If you’re sick of trying to find a place to rent every few years for the rest of your life, the other option is to buy. I’m sure I won’t be the first to tell you just. How. Difficult. This. Is. Especially without getting the help of your folks, which isn’t a reality for everyone.

This article was originally published by The Foundation for Young Australians.

After 4 years of being perfect tenants, recently my housemates and I received, without warning, a notice of eviction.

No heads up, no thank you for 4 years of on-time rent and treating the house with respect. Just a 1-page eviction notice from our Property Manager saying the owner wanted to sell. And they were perfectly within their rights to do it. Ouch.

The realisation of how little power renters have hit me. Throughout my years living in that share house, it was nearly impossible to get someone to come out to look at, say, a messed up tap or a door that wouldn’t close. But 1 piece of paper and it’s time for us to find a new place to call home after 5 years.

Finding a new place to rent is damn hard. The demand for rental properties, especially where I’ve been looking in Melbourne, is off the charts. You don’t have to look very far to see the evidence.

Exhibit A: have you heard of Fairy Floss Real Estate? It’s a Facebook group with over 92,000 Melbournian members who can let each other know when they have a room available for rent. And people looking for some nice mates to live with can get to know each other. It’s mostly for share-housing and a more informal version of sites like flatmates.com.au (also a viable option).

It’s a really really smart idea and an excellent way to connect people with similar interests looking for somewhere to call home. But it’s also a demonstration of just how many other young Australians are in a similar situation to me.

If you’re accepted to join the group, you get notifications when users post that they have a room up for grabs. On more than one occasion however, I have found myself getting a notification, going to the post to get some more details only to find that 30 people have already asked if they can fill the room.

There is of course one of my favourite websites to pretend to be rich on, realestate.com.au. They do have a section on rental homes currently available listed by loads of different real estate agents, which are ready to be filled with you and your mates. It’s totally a viable option as well, and I went to a few inspections. They tend to follow this kind of pattern:

1. Arrive to see a massive line around the block of fashionable twenty somethings that I assume are all very rich.

2. Have a quick walk through the house with 600 others. Pretend to know what you’re exactly looking for by banging the walls with your knuckles a few times.

3. Notice how it is actually incredibly impractical, and that the “third bedroom” is actually a hallway heading to an outhouse.

4. Go to leave and overhear others telling the agent that they love it and offering to pay $50 a week over the asking price and the first 3 months of rent upfront.

5. Cry. 6. Repeat.

If you’re sick of trying to find a place to rent every few years for the rest of your life, the other option is to buy.
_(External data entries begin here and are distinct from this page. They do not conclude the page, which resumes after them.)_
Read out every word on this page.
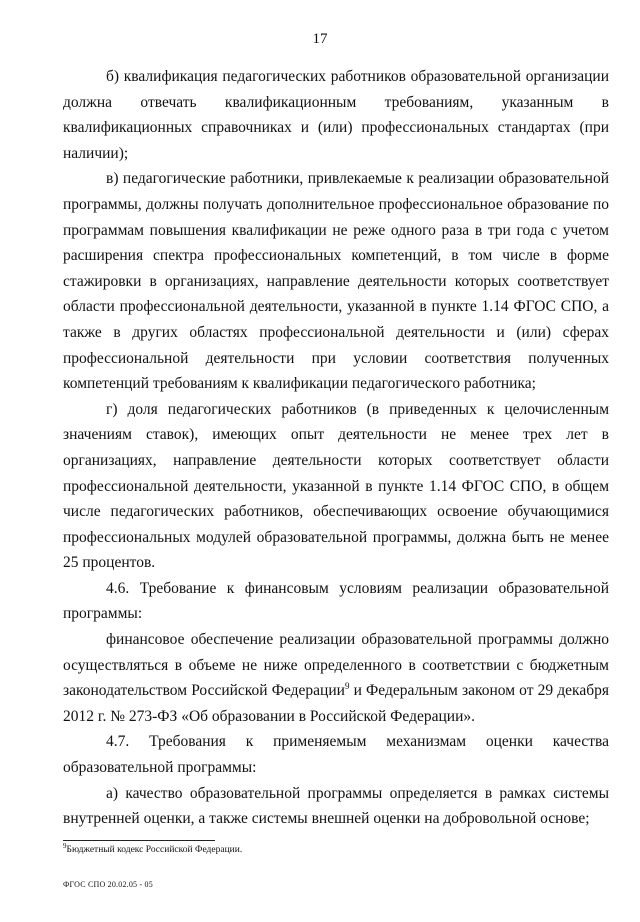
17

б) квалификация педагогических работников образовательной организации должна отвечать квалификационным требованиям, указанным в квалификационных справочниках и (или) профессиональных стандартах (при наличии);

в) педагогические работники, привлекаемые к реализации образовательной программы, должны получать дополнительное профессиональное образование по программам повышения квалификации не реже одного раза в три года с учетом расширения спектра профессиональных компетенций, в том числе в форме стажировки в организациях, направление деятельности которых соответствует области профессиональной деятельности, указанной в пункте 1.14 ФГОС СПО, а также в других областях профессиональной деятельности и (или) сферах профессиональной деятельности при условии соответствия полученных компетенций требованиям к квалификации педагогического работника;

г) доля педагогических работников (в приведенных к целочисленным значениям ставок), имеющих опыт деятельности не менее трех лет в организациях, направление деятельности которых соответствует области профессиональной деятельности, указанной в пункте 1.14 ФГОС СПО, в общем числе педагогических работников, обеспечивающих освоение обучающимися профессиональных модулей образовательной программы, должна быть не менее 25 процентов.

4.6. Требование к финансовым условиям реализации образовательной программы:

финансовое обеспечение реализации образовательной программы должно осуществляться в объеме не ниже определенного в соответствии с бюджетным законодательством Российской Федерации$^9$ и Федеральным законом от 29 декабря 2012 г. № 273-ФЗ «Об образовании в Российской Федерации».

4.7. Требования к применяемым механизмам оценки качества образовательной программы:

а) качество образовательной программы определяется в рамках системы внутренней оценки, а также системы внешней оценки на добровольной основе;

$^9$Бюджетный кодекс Российской Федерации.
ФГОС СПО 20.02.05 - 05
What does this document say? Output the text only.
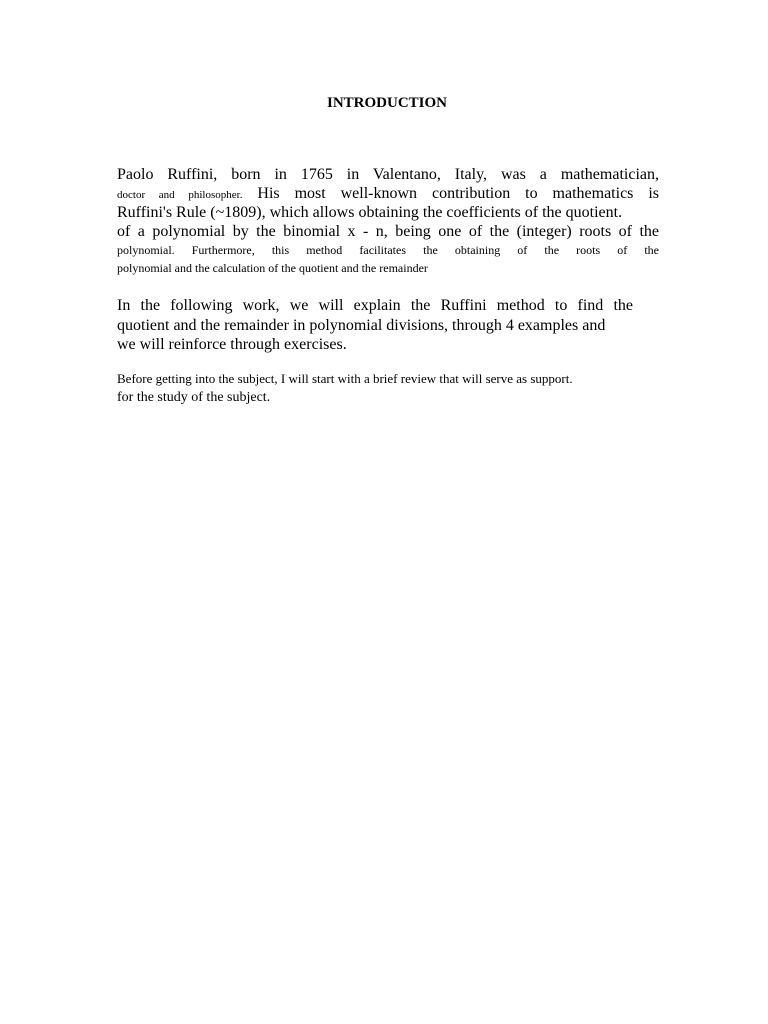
INTRODUCTION
Paolo Ruffini, born in 1765 in Valentano, Italy, was a mathematician,
doctor and philosopher. His most well-known contribution to mathematics is
Ruffini's Rule (~1809), which allows obtaining the coefficients of the quotient.
of a polynomial by the binomial x - n, being one of the (integer) roots of the
polynomial. Furthermore, this method facilitates the obtaining of the roots of the
polynomial and the calculation of the quotient and the remainder
In the following work, we will explain the Ruffini method to find the
quotient and the remainder in polynomial divisions, through 4 examples and
we will reinforce through exercises.
Before getting into the subject, I will start with a brief review that will serve as support.
for the study of the subject.
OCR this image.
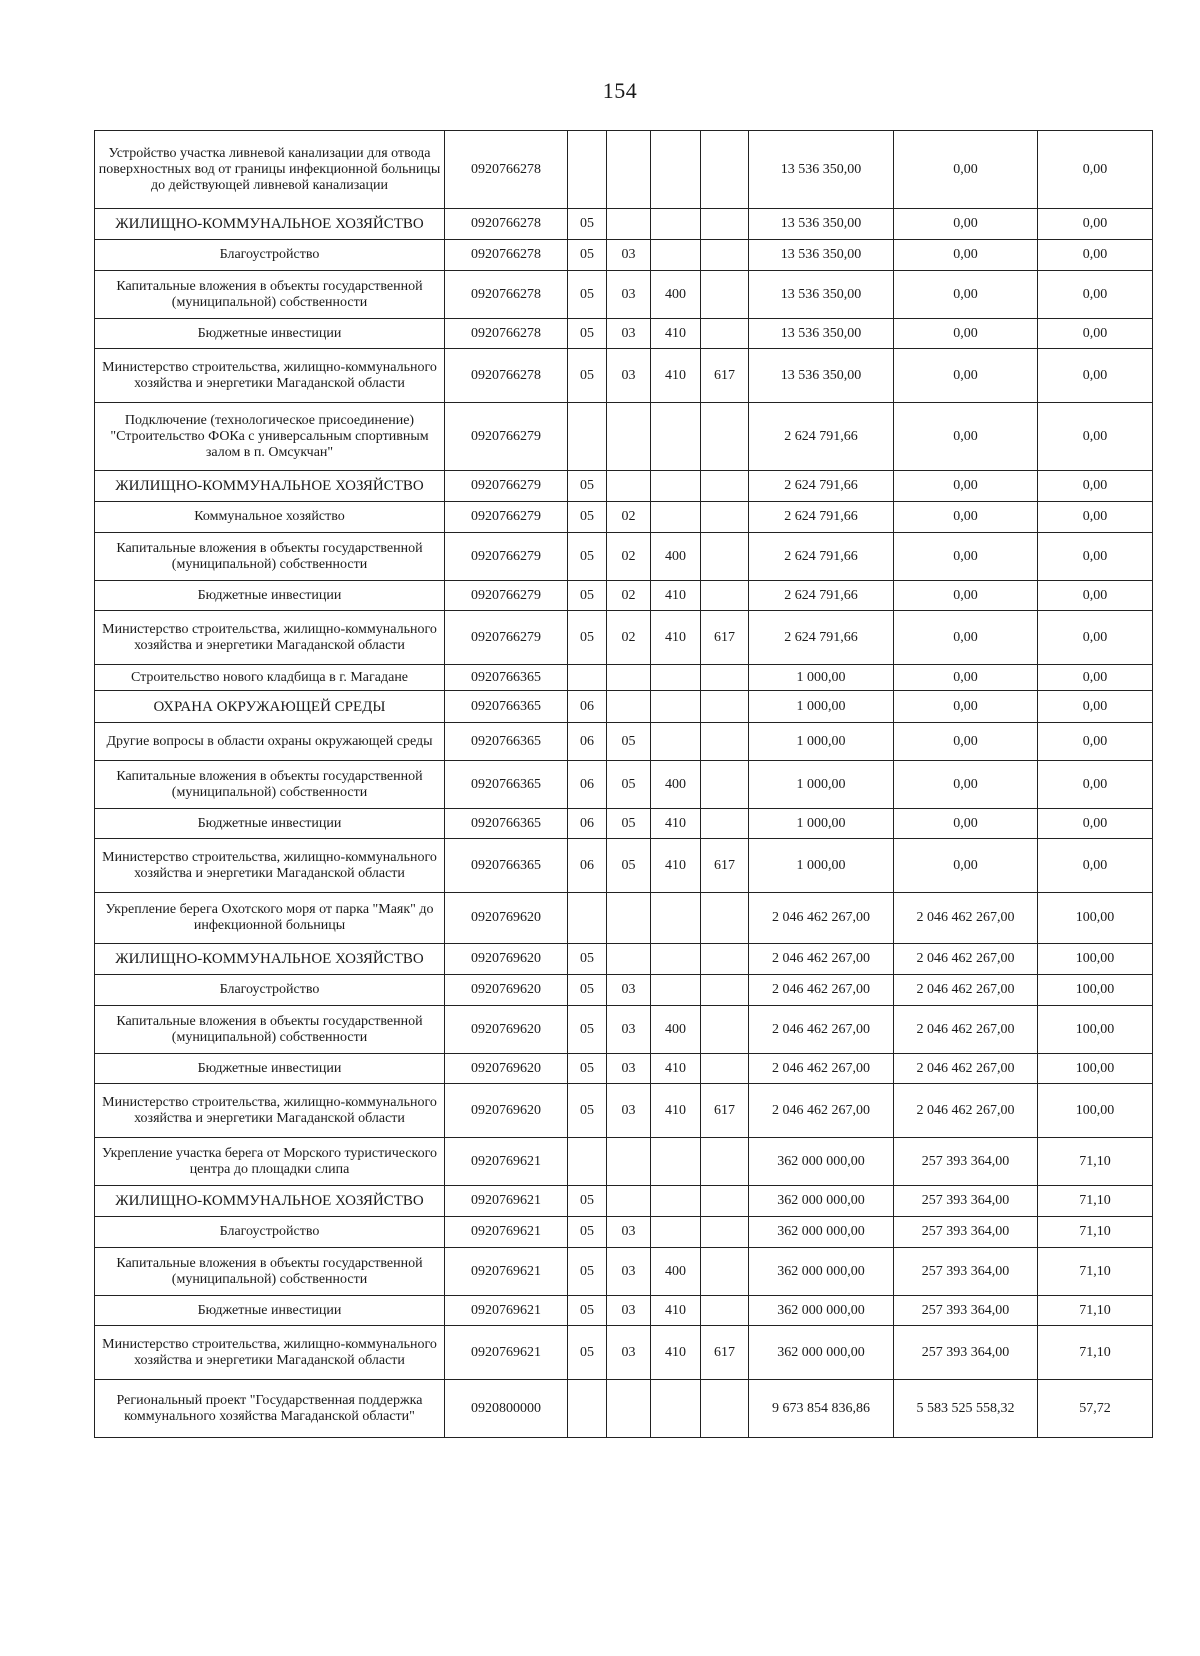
154
Устройство участка ливневой канализации для отвода поверхностных вод от границы инфекционной больницы до действующей ливневой канализации	0920766278					13 536 350,00	0,00	0,00
ЖИЛИЩНО-КОММУНАЛЬНОЕ ХОЗЯЙСТВО	0920766278	05				13 536 350,00	0,00	0,00
Благоустройство	0920766278	05	03			13 536 350,00	0,00	0,00
Капитальные вложения в объекты государственной (муниципальной) собственности	0920766278	05	03	400		13 536 350,00	0,00	0,00
Бюджетные инвестиции	0920766278	05	03	410		13 536 350,00	0,00	0,00
Министерство строительства, жилищно-коммунального хозяйства и энергетики Магаданской области	0920766278	05	03	410	617	13 536 350,00	0,00	0,00
Подключение (технологическое присоединение) "Строительство ФОКа с универсальным спортивным залом в п. Омсукчан"	0920766279					2 624 791,66	0,00	0,00
ЖИЛИЩНО-КОММУНАЛЬНОЕ ХОЗЯЙСТВО	0920766279	05				2 624 791,66	0,00	0,00
Коммунальное хозяйство	0920766279	05	02			2 624 791,66	0,00	0,00
Капитальные вложения в объекты государственной (муниципальной) собственности	0920766279	05	02	400		2 624 791,66	0,00	0,00
Бюджетные инвестиции	0920766279	05	02	410		2 624 791,66	0,00	0,00
Министерство строительства, жилищно-коммунального хозяйства и энергетики Магаданской области	0920766279	05	02	410	617	2 624 791,66	0,00	0,00
Строительство нового кладбища в г. Магадане	0920766365					1 000,00	0,00	0,00
ОХРАНА ОКРУЖАЮЩЕЙ СРЕДЫ	0920766365	06				1 000,00	0,00	0,00
Другие вопросы в области охраны окружающей среды	0920766365	06	05			1 000,00	0,00	0,00
Капитальные вложения в объекты государственной (муниципальной) собственности	0920766365	06	05	400		1 000,00	0,00	0,00
Бюджетные инвестиции	0920766365	06	05	410		1 000,00	0,00	0,00
Министерство строительства, жилищно-коммунального хозяйства и энергетики Магаданской области	0920766365	06	05	410	617	1 000,00	0,00	0,00
Укрепление берега Охотского моря от парка "Маяк" до инфекционной больницы	0920769620					2 046 462 267,00	2 046 462 267,00	100,00
ЖИЛИЩНО-КОММУНАЛЬНОЕ ХОЗЯЙСТВО	0920769620	05				2 046 462 267,00	2 046 462 267,00	100,00
Благоустройство	0920769620	05	03			2 046 462 267,00	2 046 462 267,00	100,00
Капитальные вложения в объекты государственной (муниципальной) собственности	0920769620	05	03	400		2 046 462 267,00	2 046 462 267,00	100,00
Бюджетные инвестиции	0920769620	05	03	410		2 046 462 267,00	2 046 462 267,00	100,00
Министерство строительства, жилищно-коммунального хозяйства и энергетики Магаданской области	0920769620	05	03	410	617	2 046 462 267,00	2 046 462 267,00	100,00
Укрепление участка берега от Морского туристического центра до площадки слипа	0920769621					362 000 000,00	257 393 364,00	71,10
ЖИЛИЩНО-КОММУНАЛЬНОЕ ХОЗЯЙСТВО	0920769621	05				362 000 000,00	257 393 364,00	71,10
Благоустройство	0920769621	05	03			362 000 000,00	257 393 364,00	71,10
Капитальные вложения в объекты государственной (муниципальной) собственности	0920769621	05	03	400		362 000 000,00	257 393 364,00	71,10
Бюджетные инвестиции	0920769621	05	03	410		362 000 000,00	257 393 364,00	71,10
Министерство строительства, жилищно-коммунального хозяйства и энергетики Магаданской области	0920769621	05	03	410	617	362 000 000,00	257 393 364,00	71,10
Региональный проект "Государственная поддержка коммунального хозяйства Магаданской области"	0920800000					9 673 854 836,86	5 583 525 558,32	57,72
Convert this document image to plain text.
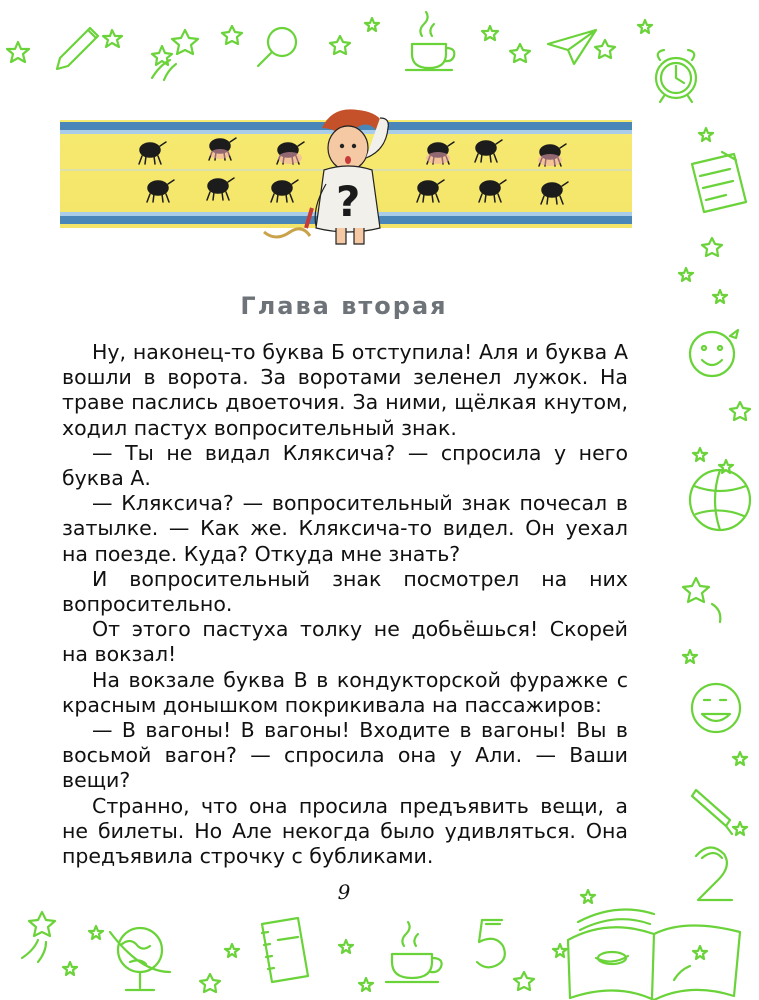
?
Глава вторая

Ну, наконец-то буква Б отступила! Аля и буква А вошли в ворота. За воротами зеленел лужок. На траве паслись двоеточия. За ними, щёлкая кнутом, ходил пастух вопросительный знак.

— Ты не видал Кляксича? — спросила у него буква А.

— Кляксича? — вопросительный знак почесал в затылке. — Как же. Кляксича-то видел. Он уехал на поезде. Куда? Откуда мне знать?

И вопросительный знак посмотрел на них вопросительно.

От этого пастуха толку не добьёшься! Скорей на вокзал!

На вокзале буква В в кондукторской фуражке с красным донышком покрикивала на пассажиров:

— В вагоны! В вагоны! Входите в вагоны! Вы в восьмой вагон? — спросила она у Али. — Ваши вещи?

Странно, что она просила предъявить вещи, а не билеты. Но Але некогда было удивляться. Она предъявила строчку с бубликами.

9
I’m sure I won’t be the first to tell you just. How. Difficult. This. Is. Especially without getting the help of your folks, which isn’t a reality for everyone.

I hear some older people say that it’s not harder for young people to buy a place, that salaries have gone up as well as house prices. They talk about how young people are just too picky with where they want to live. However, our research shows that, on average, young people now need to take on a home loan that is 134% of their disposable income. This compared to 32% in 1988. The same research also shows it now takes that average Sydney home buyer 15 years to save a deposit, compared to the 6 years it took the average Sydney home buyer in 1985. Our salaries just aren’t keeping up. Young people’s incomes have only slightly increasing in comparison to their older counterparts over the past 30 years. 15-24-year-olds have had a 20% salary increase, whilst 45-59-year-olds have seen a 37% increase.

So what’s the answer? Well it’s very complex. When buying a place feels impossible for the foreseeable future, and the market to find a place just to rent is so competitive, I honestly don’t know. But it does make me think about our current housing market and just how hard it is for other young people. But I don’t necessarily think that coming up with an answer is up to me either?